3. You have the power to improve your own life, except when you don't.

Are positive thinking and hard work enough to overcome disability? Are we personally responsible for our own accomplishments or misfortunes? Or are social forces like ableism, inadequate support services, and inaccessibility the reason why our lives are less free and secure? It’s an important question for disabled people because we are constantly pulled in two directions to address our hardships … between hard work, self-help discipline, and personal empowerment – and collective disability rights and justice activism to fight the forces of ableism.

Again there are conflicting beliefs about whether individual effort and virtue, or collective action and mutual support are most important in disabled people’s lives:

  • Disabled people have the ability and strength to improve our own individual lives, through hard work, determination, and a deliberately cultivated positive mental attitude. Each of us has it within our power to make our lives better. It's not beyond our control.

This can be a relief to people who might otherwise feel completely helpless, at the mercy of hostile people and indifferent institutions. On the other hand …

  • Disabled people's lives and potential are often severely limited by inadequate services and supports, and by systemic ableism that are beyond any one disabled person's control. Good habits and a positive mindset alone can only get you so far. And many forms of ableism simply can't be overcome by individual initiative.

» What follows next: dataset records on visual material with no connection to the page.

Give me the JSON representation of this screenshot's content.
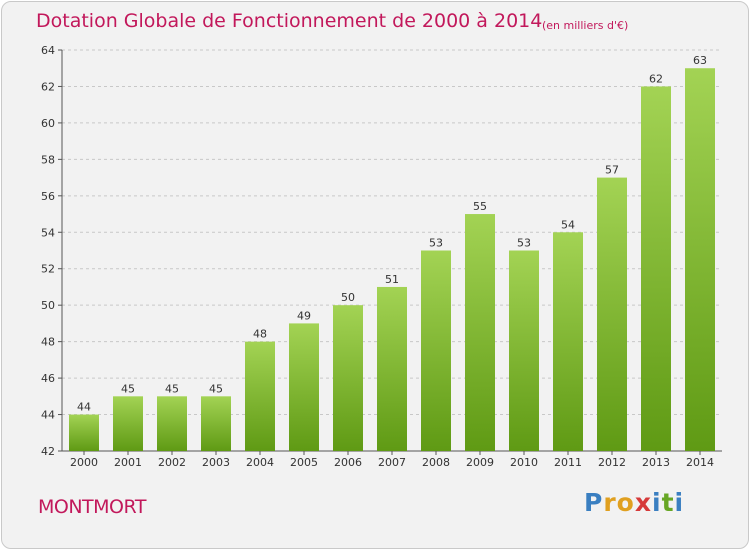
{
  "header": {
    "title": "Dotation Globale de Fonctionnement de 2000 à 2014",
    "unit_note": "(en milliers d'€)"
  },
  "footer": {
    "commune": "MONTMORT",
    "logo_letters": [
      "P",
      "r",
      "o",
      "x",
      "i",
      "t",
      "i"
    ],
    "logo_colors": [
      "#3a7fc1",
      "#e0a020",
      "#e0a020",
      "#d63a3a",
      "#3a7fc1",
      "#67a624",
      "#3a7fc1"
    ]
  },
  "colors": {
    "title": "#c2185b",
    "bar_light": "#a3d354",
    "bar_dark": "#5f9a14",
    "grid": "#c8c8c8",
    "background": "#f2f2f2"
  },
  "chart_data": {
    "type": "bar",
    "categories": [
      "2000",
      "2001",
      "2002",
      "2003",
      "2004",
      "2005",
      "2006",
      "2007",
      "2008",
      "2009",
      "2010",
      "2011",
      "2012",
      "2013",
      "2014"
    ],
    "values": [
      44,
      45,
      45,
      45,
      48,
      49,
      50,
      51,
      53,
      55,
      53,
      54,
      57,
      62,
      63
    ],
    "ylim": [
      42,
      64
    ],
    "yticks": [
      42,
      44,
      46,
      48,
      50,
      52,
      54,
      56,
      58,
      60,
      62,
      64
    ],
    "grid": "horizontal dashed",
    "legend": "none",
    "data_labels": "above bars"
  }
}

While this idea may seem discouraging, it can also be a relief to know that your own misfortunes are not entirely your fault, or a reflection on your character and effort.

Which view to emphasize depends a lot on what you need.

Some disabled people are so swamped by hardships, barriers, and misery that what they need most is a dose of personal empowerment and optimism – even if it's unrealistic. But other disabled people put too much emphasis on self-improvement, and are either unaware of or ignore systemic problems that make everything harder – and for some impossible – for everyone with disabilities. And when positivity and hard work don’t overcome flights of stairs and under-funded services, the self-help, personal responsibility perspective can make you feel like a failure.

Some combination of the two approaches seems like the best way to go.

We can have confidence in ourselves — our talents and capabilities, while at the same time calling out the social structures and policies that get in our way and thwart the wellbeing and ambitions of other disabled people. We can take responsibility for our own actions and choices, while not hesitating to call out others when they are, in fact, oppressing us. We can try to be better people ourselves, while trying just as hard to build better communities.

Life with disabilities is full of contradictions. An important key to understanding disabled people – and for disabled people understanding ourselves – is understanding that opposite, even annoyingly contradictory ideas, feelings, and messages about disability can all be true at once.